Una canzone autobiografica

Nel brano si parla di una “vecchia soffitta vicino al mare”, proprio com’era la casa di Paoli sulla riviera ligure proprio sulla spiaggia. Non solo, ma anche quando il celebre cantautore era solito comporre dei brani, la gatta stava vicino a lui e ne godeva della compagnia. Non a caso sono nati i versi: “se la chitarra suonavo, la gatta faceva le fusa”. Alla fine, poi, Ciacola era solita tornare nella sua soffitta.

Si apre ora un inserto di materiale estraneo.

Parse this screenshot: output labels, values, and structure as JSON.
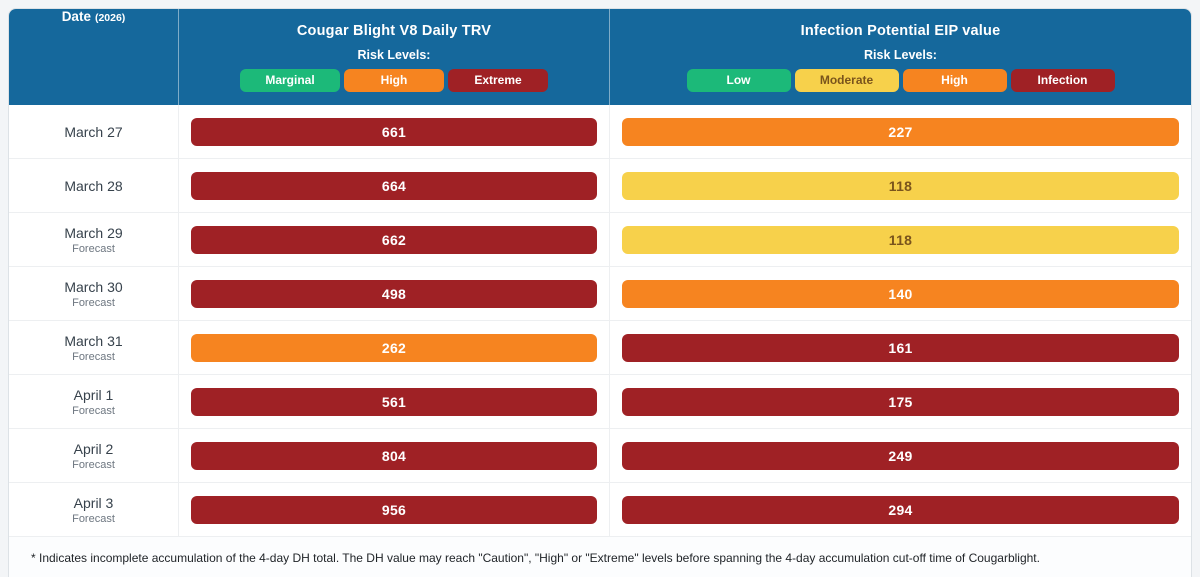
{
  "colors": {
    "header_bg": "#15689c",
    "extreme_red": "#9f2125",
    "high_orange": "#f68420",
    "moderate_yellow": "#f7d14b",
    "low_green": "#1cb979",
    "yellow_text": "#7a541c",
    "white_text": "#ffffff"
  },
  "table": {
    "date_header": {
      "label": "Date",
      "year": "(2026)"
    },
    "columns": [
      {
        "title": "Cougar Blight V8 Daily TRV",
        "risk_levels_label": "Risk Levels:",
        "badges": [
          {
            "label": "Marginal",
            "bg": "#1cb979",
            "fg": "#ffffff"
          },
          {
            "label": "High",
            "bg": "#f68420",
            "fg": "#ffffff"
          },
          {
            "label": "Extreme",
            "bg": "#9f2125",
            "fg": "#ffffff"
          }
        ]
      },
      {
        "title": "Infection Potential EIP value",
        "risk_levels_label": "Risk Levels:",
        "badges": [
          {
            "label": "Low",
            "bg": "#1cb979",
            "fg": "#ffffff"
          },
          {
            "label": "Moderate",
            "bg": "#f7d14b",
            "fg": "#7a541c"
          },
          {
            "label": "High",
            "bg": "#f68420",
            "fg": "#ffffff"
          },
          {
            "label": "Infection",
            "bg": "#9f2125",
            "fg": "#ffffff"
          }
        ]
      }
    ],
    "rows": [
      {
        "date": "March 27",
        "forecast": "",
        "trv": {
          "value": "661",
          "bg": "#9f2125",
          "fg": "#ffffff"
        },
        "eip": {
          "value": "227",
          "bg": "#f68420",
          "fg": "#ffffff"
        }
      },
      {
        "date": "March 28",
        "forecast": "",
        "trv": {
          "value": "664",
          "bg": "#9f2125",
          "fg": "#ffffff"
        },
        "eip": {
          "value": "118",
          "bg": "#f7d14b",
          "fg": "#7a541c"
        }
      },
      {
        "date": "March 29",
        "forecast": "Forecast",
        "trv": {
          "value": "662",
          "bg": "#9f2125",
          "fg": "#ffffff"
        },
        "eip": {
          "value": "118",
          "bg": "#f7d14b",
          "fg": "#7a541c"
        }
      },
      {
        "date": "March 30",
        "forecast": "Forecast",
        "trv": {
          "value": "498",
          "bg": "#9f2125",
          "fg": "#ffffff"
        },
        "eip": {
          "value": "140",
          "bg": "#f68420",
          "fg": "#ffffff"
        }
      },
      {
        "date": "March 31",
        "forecast": "Forecast",
        "trv": {
          "value": "262",
          "bg": "#f68420",
          "fg": "#ffffff"
        },
        "eip": {
          "value": "161",
          "bg": "#9f2125",
          "fg": "#ffffff"
        }
      },
      {
        "date": "April 1",
        "forecast": "Forecast",
        "trv": {
          "value": "561",
          "bg": "#9f2125",
          "fg": "#ffffff"
        },
        "eip": {
          "value": "175",
          "bg": "#9f2125",
          "fg": "#ffffff"
        }
      },
      {
        "date": "April 2",
        "forecast": "Forecast",
        "trv": {
          "value": "804",
          "bg": "#9f2125",
          "fg": "#ffffff"
        },
        "eip": {
          "value": "249",
          "bg": "#9f2125",
          "fg": "#ffffff"
        }
      },
      {
        "date": "April 3",
        "forecast": "Forecast",
        "trv": {
          "value": "956",
          "bg": "#9f2125",
          "fg": "#ffffff"
        },
        "eip": {
          "value": "294",
          "bg": "#9f2125",
          "fg": "#ffffff"
        }
      }
    ],
    "footnote": "* Indicates incomplete accumulation of the 4-day DH total. The DH value may reach \"Caution\", \"High\" or \"Extreme\" levels before spanning the 4-day accumulation cut-off time of Cougarblight."
  },
  "chart_data": {
    "type": "table",
    "title": "Cougar Blight V8 Daily TRV / Infection Potential EIP value",
    "columns": [
      "Date (2026)",
      "Cougar Blight V8 Daily TRV",
      "Infection Potential EIP value"
    ],
    "trv_risk_levels": [
      "Marginal",
      "High",
      "Extreme"
    ],
    "eip_risk_levels": [
      "Low",
      "Moderate",
      "High",
      "Infection"
    ],
    "rows": [
      {
        "date": "March 27",
        "forecast": false,
        "trv": 661,
        "trv_level": "Extreme",
        "eip": 227,
        "eip_level": "High"
      },
      {
        "date": "March 28",
        "forecast": false,
        "trv": 664,
        "trv_level": "Extreme",
        "eip": 118,
        "eip_level": "Moderate"
      },
      {
        "date": "March 29",
        "forecast": true,
        "trv": 662,
        "trv_level": "Extreme",
        "eip": 118,
        "eip_level": "Moderate"
      },
      {
        "date": "March 30",
        "forecast": true,
        "trv": 498,
        "trv_level": "Extreme",
        "eip": 140,
        "eip_level": "High"
      },
      {
        "date": "March 31",
        "forecast": true,
        "trv": 262,
        "trv_level": "High",
        "eip": 161,
        "eip_level": "Infection"
      },
      {
        "date": "April 1",
        "forecast": true,
        "trv": 561,
        "trv_level": "Extreme",
        "eip": 175,
        "eip_level": "Infection"
      },
      {
        "date": "April 2",
        "forecast": true,
        "trv": 804,
        "trv_level": "Extreme",
        "eip": 249,
        "eip_level": "Infection"
      },
      {
        "date": "April 3",
        "forecast": true,
        "trv": 956,
        "trv_level": "Extreme",
        "eip": 294,
        "eip_level": "Infection"
      }
    ]
  }
}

Quando lo salvò da una fuga di gas

L’enorme sensibilità del felino ha salvato Gino Paoli da una fuga di gas come lo stesso cantautore ha ricordato più volte nel corso della sua vita: si trovano nella casa di Boccadasse, lui dipingeva quando il miagolìo continuo lo ha insospettato fino a rendersi conto di quanto stava accadendo e lasciare l’abitazione prima che fosse troppo tardi.

Oltre alla “macchia nera sul muso”, Paoli aveva raccontato che la gatta aveva anche una macchia, questa volta bianca, sulla pancia.

La morte della gatta

Dovendosi trasferire in una casa più grande a Roma, è stato lì che Ciacola è morta a causa di una malattia anche

se si pensa che quel trasferimento nella nuova abitazione possa averla fatta morire di nostalgia dopo gli anni, felici, passati con il suo padrone a Boccadasse. “Ora non abito più là, tutto è cambiato, non abito più là”.